We next examined the effect of GprK on virulence using conidia invasiveness in a human cell line and survivability in the Galleria mellonella (wax moth) insect model. The ability of conidia to invade host cells is critical for invasive aspergillosis (IA); thus, we tested the conidia invasiveness in the type II human alveolar A549 cell line. The invasion rate of WT conidia was about 13.4% while that of conidia from the ΔgprK strain was 7.1%, a 47% reduction in invasiveness in comparison to WT (Fig 5A). To assess survivability, WT and ΔgprK strains were inoculated in wax moth larvae, and the larvae survival rate was recorded as a function of time. As shown in Fig 5B, larvae inoculated with either WT or the mutant began to die at day 3 post-inoculation, with the number of survivors continuing to decrease over the course of the experiment.
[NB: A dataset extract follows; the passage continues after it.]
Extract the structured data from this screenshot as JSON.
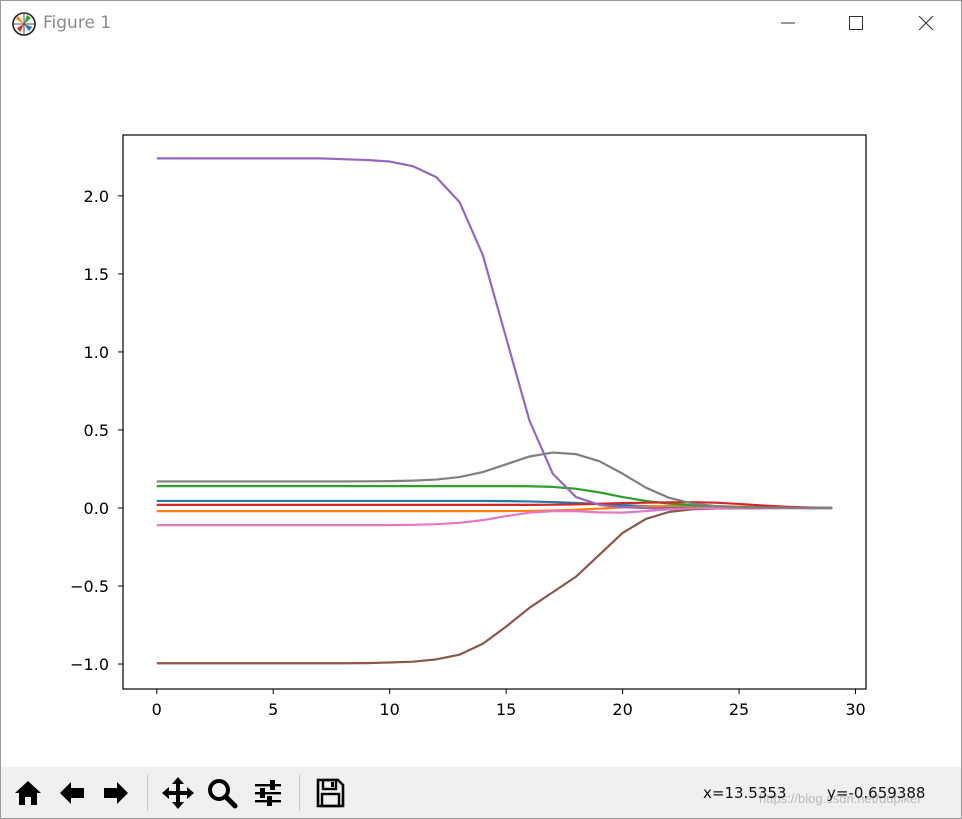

In the first 5 days after infection, about 50% of insects in both strains died. There were no statistically significant differences between WT, ΔgprK, and complement strains as measured by G. mellonella survival (p value was 0.7074).

Fig 5

The role of GprK in virulence.

(A) Conidia invasion index in type II human alveolar A549 cells inoculated with the ΔgprK strain was significantly lower than that of WT. (B) There were no significant differences between WT, ΔgprK, and complemented strains as measured by Kaplan-Meier curve survival analysis and log-rank test. (C) Histological analysis of larval tissues infected by WT and ΔgprK strains was performed using H&E and PAS staining 24 h post inoculation. Arrows indicated fungal hyphae in infected larval tissues.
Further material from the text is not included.